Dentro da provocação extravagante, a Ordem dos Advogados e o Ministério Público
pediram o encarceramento do governador.
O “batonnier” pontificou,
contrariamente ao procurador-geral da República, que manteve atitude discreta.
De qualquer forma, é mais ou menos como a igreja apoiando a “inquisição”,
embora, mais tarde, houvesse arrependimento ainda não purgado, porque os papas
que o fizeram têm seus nomes no “índex”.
A grande maioria das
seccionais do país aplaude a iniciativa da OAB federal. Convenha-se, na
hipótese vertente, que não foi necessária muita coragem para fazê-lo porque,
sob um determinado prisma, o governador já fora transformado naquela “Geni”
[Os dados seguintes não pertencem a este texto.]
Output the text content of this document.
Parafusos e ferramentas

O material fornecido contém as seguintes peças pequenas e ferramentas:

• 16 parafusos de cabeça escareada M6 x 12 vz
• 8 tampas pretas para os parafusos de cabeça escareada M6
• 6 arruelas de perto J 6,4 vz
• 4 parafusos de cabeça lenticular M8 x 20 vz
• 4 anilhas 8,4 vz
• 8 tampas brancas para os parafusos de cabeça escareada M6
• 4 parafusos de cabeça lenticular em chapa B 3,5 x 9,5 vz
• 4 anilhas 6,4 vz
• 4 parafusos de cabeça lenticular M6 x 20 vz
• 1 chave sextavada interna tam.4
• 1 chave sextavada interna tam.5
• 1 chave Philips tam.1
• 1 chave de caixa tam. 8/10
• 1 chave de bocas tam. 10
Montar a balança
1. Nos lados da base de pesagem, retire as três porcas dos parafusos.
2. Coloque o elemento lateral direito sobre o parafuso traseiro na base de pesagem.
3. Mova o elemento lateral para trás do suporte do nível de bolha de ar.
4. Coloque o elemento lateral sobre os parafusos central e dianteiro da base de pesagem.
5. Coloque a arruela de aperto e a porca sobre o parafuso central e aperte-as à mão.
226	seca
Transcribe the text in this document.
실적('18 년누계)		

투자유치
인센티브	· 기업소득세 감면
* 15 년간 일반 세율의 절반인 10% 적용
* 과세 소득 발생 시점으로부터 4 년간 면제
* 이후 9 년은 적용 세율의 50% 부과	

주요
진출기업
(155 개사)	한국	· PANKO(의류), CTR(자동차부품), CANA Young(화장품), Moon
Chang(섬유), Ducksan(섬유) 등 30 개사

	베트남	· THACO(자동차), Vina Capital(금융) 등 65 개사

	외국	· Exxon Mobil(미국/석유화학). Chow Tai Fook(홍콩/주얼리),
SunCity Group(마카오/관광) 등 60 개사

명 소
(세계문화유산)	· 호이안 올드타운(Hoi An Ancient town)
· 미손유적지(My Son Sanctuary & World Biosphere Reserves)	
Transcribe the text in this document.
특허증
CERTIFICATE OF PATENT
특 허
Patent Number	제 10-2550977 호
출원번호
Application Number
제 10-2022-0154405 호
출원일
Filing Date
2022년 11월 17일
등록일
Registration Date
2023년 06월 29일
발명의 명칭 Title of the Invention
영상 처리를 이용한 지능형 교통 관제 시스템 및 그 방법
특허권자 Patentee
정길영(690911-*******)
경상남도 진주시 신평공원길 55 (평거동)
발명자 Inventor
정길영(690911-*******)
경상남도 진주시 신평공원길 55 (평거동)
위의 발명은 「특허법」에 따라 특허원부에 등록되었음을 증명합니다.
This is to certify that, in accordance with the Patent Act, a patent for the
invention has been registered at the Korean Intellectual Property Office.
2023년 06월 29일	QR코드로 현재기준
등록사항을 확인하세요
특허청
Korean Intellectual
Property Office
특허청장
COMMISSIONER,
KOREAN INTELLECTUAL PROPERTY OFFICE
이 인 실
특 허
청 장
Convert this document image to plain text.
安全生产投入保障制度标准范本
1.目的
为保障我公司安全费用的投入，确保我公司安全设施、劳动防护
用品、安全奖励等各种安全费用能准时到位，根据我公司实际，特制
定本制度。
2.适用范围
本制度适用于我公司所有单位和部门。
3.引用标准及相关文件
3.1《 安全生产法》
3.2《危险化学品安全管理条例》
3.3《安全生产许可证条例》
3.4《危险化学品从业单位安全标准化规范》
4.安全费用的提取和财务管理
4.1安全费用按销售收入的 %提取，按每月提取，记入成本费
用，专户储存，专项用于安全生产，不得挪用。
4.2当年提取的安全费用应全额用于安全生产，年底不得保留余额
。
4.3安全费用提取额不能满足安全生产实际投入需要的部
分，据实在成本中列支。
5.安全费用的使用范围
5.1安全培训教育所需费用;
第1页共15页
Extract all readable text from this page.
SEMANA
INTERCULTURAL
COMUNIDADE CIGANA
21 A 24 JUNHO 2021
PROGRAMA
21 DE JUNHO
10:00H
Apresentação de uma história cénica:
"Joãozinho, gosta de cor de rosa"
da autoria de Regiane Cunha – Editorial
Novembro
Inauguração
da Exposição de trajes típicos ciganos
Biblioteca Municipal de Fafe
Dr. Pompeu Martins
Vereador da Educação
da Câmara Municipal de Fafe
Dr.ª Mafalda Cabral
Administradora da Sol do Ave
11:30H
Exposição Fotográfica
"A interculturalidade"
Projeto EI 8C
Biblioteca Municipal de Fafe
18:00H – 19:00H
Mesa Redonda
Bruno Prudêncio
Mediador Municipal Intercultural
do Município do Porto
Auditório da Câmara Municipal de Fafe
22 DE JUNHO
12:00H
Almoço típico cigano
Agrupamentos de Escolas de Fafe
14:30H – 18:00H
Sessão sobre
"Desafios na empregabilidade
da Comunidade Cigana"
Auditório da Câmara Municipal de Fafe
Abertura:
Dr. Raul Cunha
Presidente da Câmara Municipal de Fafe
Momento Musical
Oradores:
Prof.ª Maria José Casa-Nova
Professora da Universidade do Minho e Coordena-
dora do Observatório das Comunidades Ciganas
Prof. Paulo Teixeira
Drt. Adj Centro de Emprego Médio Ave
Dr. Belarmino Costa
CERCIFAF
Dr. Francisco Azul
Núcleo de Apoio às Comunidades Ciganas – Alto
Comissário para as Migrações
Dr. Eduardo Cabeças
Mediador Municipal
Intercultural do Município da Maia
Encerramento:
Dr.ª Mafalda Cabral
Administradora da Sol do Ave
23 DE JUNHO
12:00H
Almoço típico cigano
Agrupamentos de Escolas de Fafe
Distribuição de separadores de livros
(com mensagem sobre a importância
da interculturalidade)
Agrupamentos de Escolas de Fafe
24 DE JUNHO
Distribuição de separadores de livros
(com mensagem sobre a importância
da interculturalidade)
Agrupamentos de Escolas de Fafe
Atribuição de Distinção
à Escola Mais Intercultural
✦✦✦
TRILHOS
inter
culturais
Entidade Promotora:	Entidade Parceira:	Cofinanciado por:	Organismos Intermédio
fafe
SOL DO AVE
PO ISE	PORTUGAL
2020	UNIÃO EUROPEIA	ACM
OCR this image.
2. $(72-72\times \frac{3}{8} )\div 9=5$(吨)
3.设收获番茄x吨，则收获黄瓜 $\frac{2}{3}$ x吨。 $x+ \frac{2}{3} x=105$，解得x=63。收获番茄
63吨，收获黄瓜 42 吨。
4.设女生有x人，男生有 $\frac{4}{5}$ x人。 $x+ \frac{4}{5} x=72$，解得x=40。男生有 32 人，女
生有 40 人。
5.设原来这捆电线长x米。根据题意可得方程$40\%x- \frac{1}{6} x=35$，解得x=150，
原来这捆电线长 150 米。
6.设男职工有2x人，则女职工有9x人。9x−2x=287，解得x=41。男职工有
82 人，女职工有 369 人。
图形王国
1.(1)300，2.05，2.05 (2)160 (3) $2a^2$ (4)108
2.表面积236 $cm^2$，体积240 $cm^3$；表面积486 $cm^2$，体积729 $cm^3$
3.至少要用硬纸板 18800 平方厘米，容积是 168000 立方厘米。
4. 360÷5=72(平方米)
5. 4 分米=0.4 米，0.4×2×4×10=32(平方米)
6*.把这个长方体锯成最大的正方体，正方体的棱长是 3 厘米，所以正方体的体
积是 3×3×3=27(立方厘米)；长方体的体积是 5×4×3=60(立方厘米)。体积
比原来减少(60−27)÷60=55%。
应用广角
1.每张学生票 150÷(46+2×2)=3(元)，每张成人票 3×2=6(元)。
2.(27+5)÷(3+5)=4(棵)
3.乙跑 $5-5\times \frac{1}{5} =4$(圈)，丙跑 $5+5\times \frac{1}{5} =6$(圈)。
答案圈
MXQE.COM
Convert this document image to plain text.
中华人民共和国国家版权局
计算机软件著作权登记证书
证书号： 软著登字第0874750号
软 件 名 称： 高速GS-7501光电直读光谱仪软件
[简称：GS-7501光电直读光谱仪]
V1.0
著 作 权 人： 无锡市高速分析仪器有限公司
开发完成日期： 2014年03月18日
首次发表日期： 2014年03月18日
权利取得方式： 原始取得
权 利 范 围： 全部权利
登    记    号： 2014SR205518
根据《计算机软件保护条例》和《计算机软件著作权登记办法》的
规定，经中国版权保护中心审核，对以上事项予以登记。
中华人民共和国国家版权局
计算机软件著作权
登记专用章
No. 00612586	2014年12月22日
cantada por Chico Buarque de Holanda, ou no infeliz que justifica o “não se
chuta cachorro morto”. De outra parte, com certeza, Ophir Cavalcante deve ter
precisado vencer suas angústias noturnas enquanto decidia ferir profundamente
as tradições da corporação, não só aquelas estruturadas sobre a luta contra a
ditadura, nas quais a OAB corria sério risco por defender o estado de inocência
dos cidadãos, mas aquele passado em que a sociedade maior dos advogados tinha
seu berço na própria crença da plenitude do direito de defesa. Entre os dois
conceitos do bem e do mal, o noviço presidente da corporação optou pelo que lhe
parecia o benefício maior: estimulou medidas tendentes à prisão preventiva do
governador.
Deve tê-lo feito bem
porque, no final das contas, as lideranças da advocacia brasileira, sem exceção
de São Paulo, engrossam o movimento que encarcera o hoje predador-mor da
moralidade nacional. Tocante à especialidade da advocacia criminal, e
respeitados os parâmetros estatutários que impedem a um advogado a intromissão
nas causas entregues à defesa de outro, proíbe-se ao profissional qualquer
medida ou opinião tendenciosa. Tal interdito incorpora a universalidade, sem
exceção qualquer. Posto o parâmetro, a Ordem dos Advogados do Brasil não só
deixa o preso entregue às baratas mas força, firmada na boa moral, o
encarceramento do mesmo. Deve ter pairado sobre o novo presidente do Conselho
Federal, enquanto exercia seu primeiro ato de império, o aperto emocional de
sentir que enquanto pressionava pela prisão do investigado — que nem indiciado
é — verrumava profundamente o passado da advocacia brasileira, mandando às
favas, inclusive, aquele ou aqueles criminalistas que estão a defender o preso,
fazendo-o com muita dificuldade aliás, porque, na melhor hipótese, a própria
instituição que deveria proteger-lhes as prerrogativas está a deixá-los
descalços na solidão.
Vai
isto para o jovem presidente (hoje, cinquentenários, jovens ainda somos). Se o
“Bastonário” tem, enquanto visita pela vez primeira o átrio da corporação, o
aplauso de algumas entre as mais potentes seccionais do país, encontra nos
criminalistas, poucos é bem verdade, um sinal de preocupação muito elevada e
uma estranha sensação de que alguma coisa gera perplexidade na iniciativa
vertente. Obteve-se, é bem verdade, o direcionamento dos holofotes da
notoriedade, mas tudo tem preço na opção entre o bem e o mal, e nem sempre a
imaculabilidade chega sem um tisnamento qualquer. Digam-no, machucados nas
prerrogativas que a OAB deveria defender, os companheiros encarregados da
dificílima defesa do infausto administrador do Distrito Federal.